Jean-Philippe, merci d'être avec nous aujourd'hui et merci de nous éclairer de ton regard. Ma première question est plutôt générale : comme tu embrasses le sujet de l'IA et de l'IAGen sous toutes ses formes, quel est ton regard sur ce qui est en train de se passer sur ce sujet, en France bien sûr, mais aussi dans le monde en général ?
— Bonjour Frédéric, merci pour l'invitation. Tout le monde le dit, c'est une révolution, et c'est une révolution en marche, déjà très en avance. Même si elle est récente, je pense que la première chose qu'on pourrait citer pour montrer à quel point elle est en marche, c'est l'évolution du temps nécessaire pour atteindre une intelligence artificielle dite générale. Il y a dix ans, on pensait qu'il faudrait 40, 50, voire 100 ans. Aujourd'hui, tout le monde s'accorde à dire qu'à horizon 2030, on y sera. Cela a de grandes conséquences pour l'entreprise, mais aussi pour la société en général.
— Donc, pour toi, on est en plein dedans, c'est inéluctable ?
— Pour moi, on est en plein dedans, c'est inéluctable. C'est très rapide, c'est la révolution la plus rapide et transformative que l'on ait connue et que l'on connaîtra. C'est absolument incroyable et pourtant encore très jeune. Ce qui a changé, c'est—même si beaucoup le nient—l'arrivée de GPT-3.5 en novembre 2022, qui a fait découvrir au monde cette technologie et montré que l'IA, avec cette interface, était accessible à tous. Aujourd'hui, la différence entre un GPT-3.5 et le dernier modèle GPT-4 est gigantesque, un véritable saut quantique. Ces solutions répondent désormais à notre quotidien.
Le vrai sujet n'est plus tant l'évolution de la technologie, qui suivra son cours, mais son adoption et son appropriation. C'est aussi une nouvelle façon de penser. Je crois qu'on n'exploite pas encore complètement ses capacités, car nous avons du mal à penser autrement.
— Je précise que l'IA générale, c'est le point où l'IA pourra créer elle-même sa future version. C'est l'une des définitions de l'IAGen, juste pour nos auditeurs.
J'aimerais maintenant t'interroger sur ce que tu ressens de tes élèves d'HEC, cette génération de 20-22 ans. Comment vivent-ils ce changement ?

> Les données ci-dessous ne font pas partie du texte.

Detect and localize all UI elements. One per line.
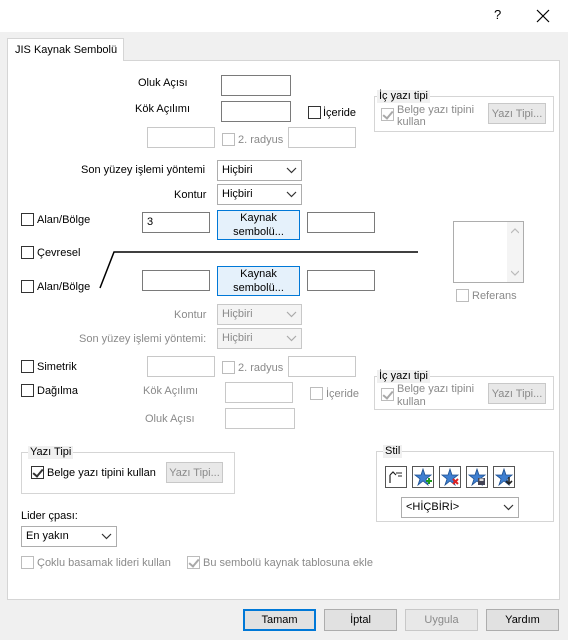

— D'abord, ils le vivent très bien, car pour eux, c'est un partenaire extraordinaire qui répond à leurs questions. Cela transforme l'éducation : on ne peut plus poser les mêmes questions qu'avant dans les devoirs ou les interrogations maison, car ils ont une encyclopédie et un coach à disposition, capable d'écrire, composer et répondre rapidement.
Néanmoins, je pense qu'on n'exploite pas encore assez cette IA générale. De plus, nous avons tendance à la voir uniquement sous l'angle des assistants comme GPT ou Claude, alors que la grande révolution actuelle est celle des "agents", ces intelligences artificielles génératives capables d’interagir avec des outils.
— Justement, en parlant des agents, cela m'amène à ma deuxième question : sont-ils des applications génératives ou intègre-t-on simplement de l'IA dans les applications ? Comment fabrique-t-on l’application de demain ?
— C’est les deux. On introduit de l'IA et des agents dans les applications, mais on doit aussi repenser complètement les logiciels en intégrant cette nouvelle logique. Ce qui va être difficile pour les éditeurs, c'est moins d'introduire de l'IA que de repenser entièrement leurs produits.
Un bon exemple est la dernière conférence Dreamforce de Marc Benioff, où les agents étaient au cœur du débat. Cette révolution des éditeurs logiciels a un nom : le SaaS. Mais pas le "Software as a Service" que l'on connaît, plutôt le "Service as a Software".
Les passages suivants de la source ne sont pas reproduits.